After a few dozen "Nutcrackers," it's hard not to get jaded. But as soon as Tchaikovsky's melodies chime in, cynicism melts away.

For the 2010 edition, BalletMet Artistic Director Gerard Charles and his co-creator, Robert Post, have tweaked a bit here and there. Some dancers, including the Snowflakes, have new costumes. And the Act One scenery is mostly new - notably the grandfather clock in the form of an owl.

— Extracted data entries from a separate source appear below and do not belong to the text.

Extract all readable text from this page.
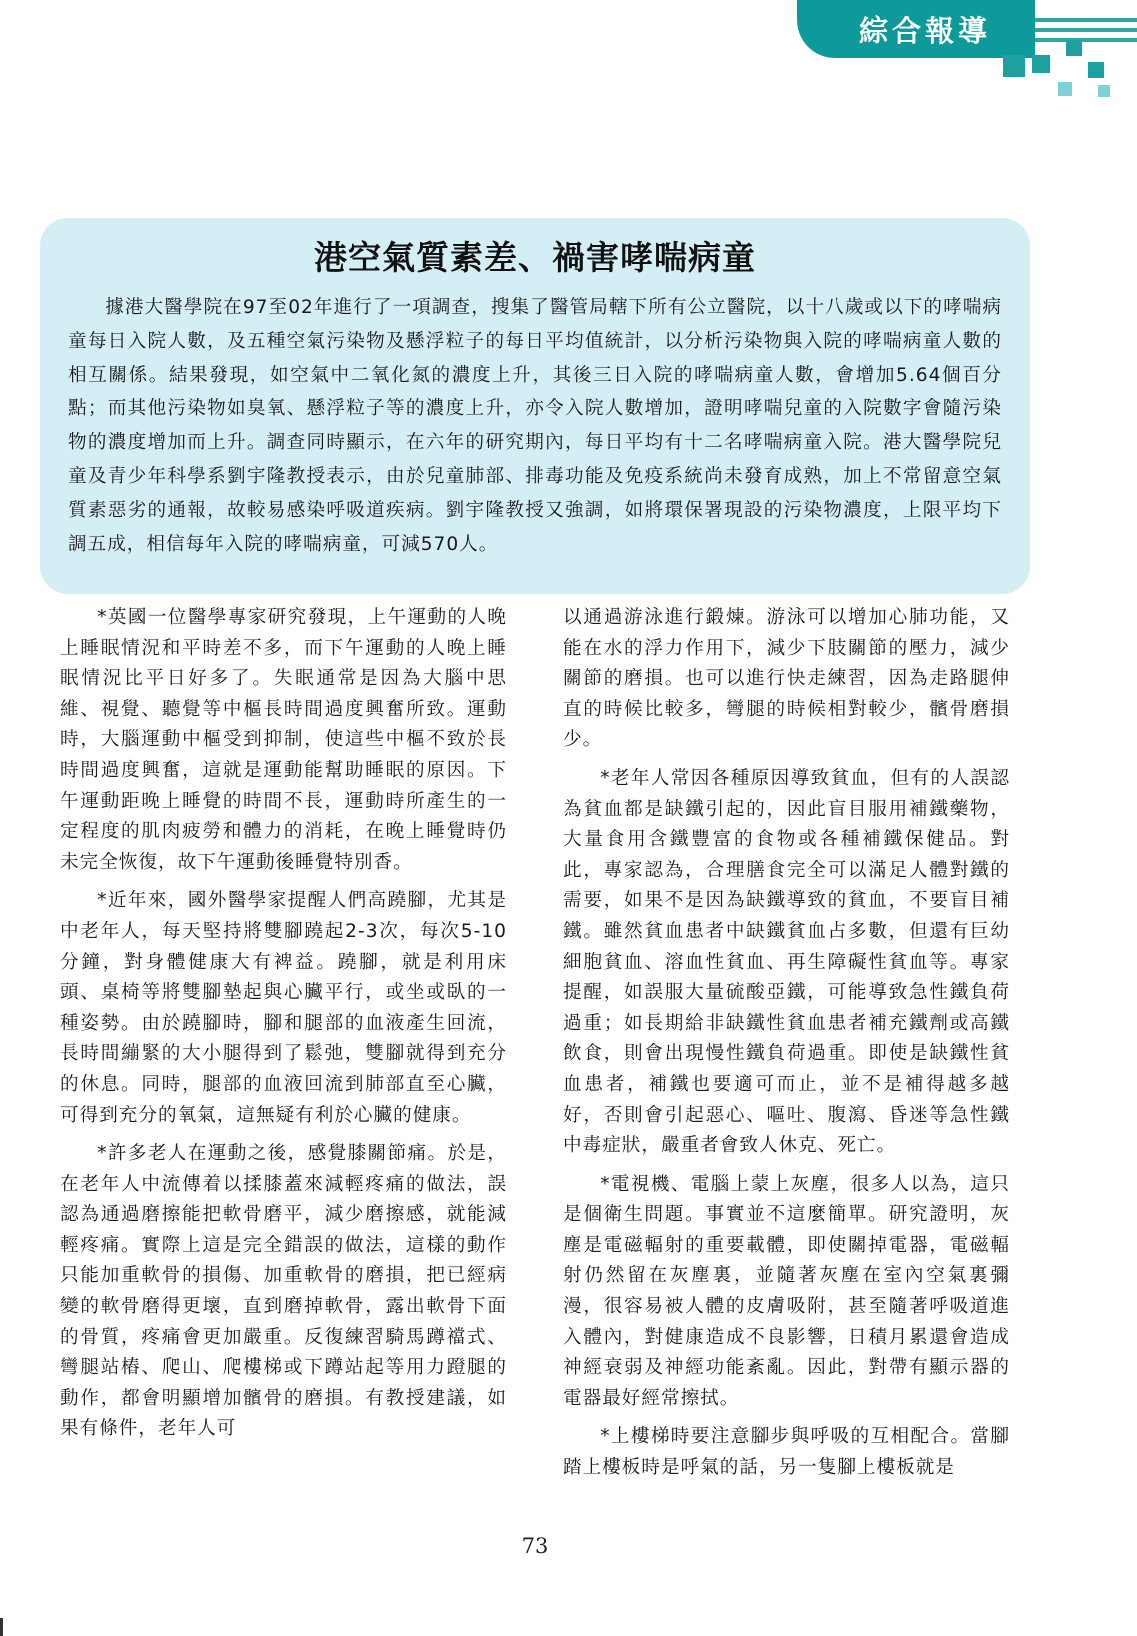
綜合報導
港空氣質素差、禍害哮喘病童

據港大醫學院在97至02年進行了一項調查，搜集了醫管局轄下所有公立醫院，以十八歲或以下的哮喘病童每日入院人數，及五種空氣污染物及懸浮粒子的每日平均值統計，以分析污染物與入院的哮喘病童人數的相互關係。結果發現，如空氣中二氧化氮的濃度上升，其後三日入院的哮喘病童人數，會增加5.64個百分點；而其他污染物如臭氧、懸浮粒子等的濃度上升，亦令入院人數增加，證明哮喘兒童的入院數字會隨污染物的濃度增加而上升。調查同時顯示，在六年的研究期內，每日平均有十二名哮喘病童入院。港大醫學院兒童及青少年科學系劉宇隆教授表示，由於兒童肺部、排毒功能及免疫系統尚未發育成熟，加上不常留意空氣質素惡劣的通報，故較易感染呼吸道疾病。劉宇隆教授又強調，如將環保署現設的污染物濃度，上限平均下調五成，相信每年入院的哮喘病童，可減570人。

*英國一位醫學專家研究發現，上午運動的人晚上睡眠情況和平時差不多，而下午運動的人晚上睡眠情況比平日好多了。失眠通常是因為大腦中思維、視覺、聽覺等中樞長時間過度興奮所致。運動時，大腦運動中樞受到抑制，使這些中樞不致於長時間過度興奮，這就是運動能幫助睡眠的原因。下午運動距晚上睡覺的時間不長，運動時所產生的一定程度的肌肉疲勞和體力的消耗，在晚上睡覺時仍未完全恢復，故下午運動後睡覺特別香。

*近年來，國外醫學家提醒人們高蹺腳，尤其是中老年人，每天堅持將雙腳蹺起2-3次，每次5-10分鐘，對身體健康大有裨益。蹺腳，就是利用床頭、桌椅等將雙腳墊起與心臟平行，或坐或臥的一種姿勢。由於蹺腳時，腳和腿部的血液產生回流，長時間繃緊的大小腿得到了鬆弛，雙腳就得到充分的休息。同時，腿部的血液回流到肺部直至心臟，可得到充分的氧氣，這無疑有利於心臟的健康。

*許多老人在運動之後，感覺膝關節痛。於是，在老年人中流傳着以揉膝蓋來減輕疼痛的做法，誤認為通過磨擦能把軟骨磨平，減少磨擦感，就能減輕疼痛。實際上這是完全錯誤的做法，這樣的動作只能加重軟骨的損傷、加重軟骨的磨損，把已經病變的軟骨磨得更壞，直到磨掉軟骨，露出軟骨下面的骨質，疼痛會更加嚴重。反復練習騎馬蹲襠式、彎腿站樁、爬山、爬樓梯或下蹲站起等用力蹬腿的動作，都會明顯增加髕骨的磨損。有教授建議，如果有條件，老年人可

以通過游泳進行鍛煉。游泳可以增加心肺功能，又能在水的浮力作用下，減少下肢關節的壓力，減少關節的磨損。也可以進行快走練習，因為走路腿伸直的時候比較多，彎腿的時候相對較少，髕骨磨損少。

*老年人常因各種原因導致貧血，但有的人誤認為貧血都是缺鐵引起的，因此盲目服用補鐵藥物，大量食用含鐵豐富的食物或各種補鐵保健品。對此，專家認為，合理膳食完全可以滿足人體對鐵的需要，如果不是因為缺鐵導致的貧血，不要盲目補鐵。雖然貧血患者中缺鐵貧血占多數，但還有巨幼細胞貧血、溶血性貧血、再生障礙性貧血等。專家提醒，如誤服大量硫酸亞鐵，可能導致急性鐵負荷過重；如長期給非缺鐵性貧血患者補充鐵劑或高鐵飲食，則會出現慢性鐵負荷過重。即使是缺鐵性貧血患者，補鐵也要適可而止，並不是補得越多越好，否則會引起惡心、嘔吐、腹瀉、昏迷等急性鐵中毒症狀，嚴重者會致人休克、死亡。

*電視機、電腦上蒙上灰塵，很多人以為，這只是個衛生問題。事實並不這麼簡單。研究證明，灰塵是電磁輻射的重要載體，即使關掉電器，電磁輻射仍然留在灰塵裏，並隨著灰塵在室內空氣裏彌漫，很容易被人體的皮膚吸附，甚至隨著呼吸道進入體內，對健康造成不良影響，日積月累還會造成神經衰弱及神經功能紊亂。因此，對帶有顯示器的電器最好經常擦拭。

*上樓梯時要注意腳步與呼吸的互相配合。當腳踏上樓板時是呼氣的話，另一隻腳上樓板就是

73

Sadly, BalletMet has not yet managed to lose the intrusive and unnecessary narration, elegantly enunciated by Roger Moore. Yes, that Roger Moore. On the other hand, after an absence of too many seasons, the Columbus Symphony returns to the orchestra pit in excellent form.

Act One entertains the kids with Post's trademark physical humor. The stage is awash in comedy, from Herr Drosselmeyer's magic tricks to the maids flapping their aprons in unison to clear away the smoke of a roasting rat.

Act Two has plenty for the balletomane to appreciate, thanks to the talents of choreographer Charles, the rotating casts of the BalletMet ensemble and the students of the BalletMet Dance Academy. But even in this dreamland, the spectacle of the Chinese dragon and the comedy of Mother Ginger and her children should keep the kids alert.

Yeah, BalletMet's "Nutcracker" is pretty much all it's cracked up to be.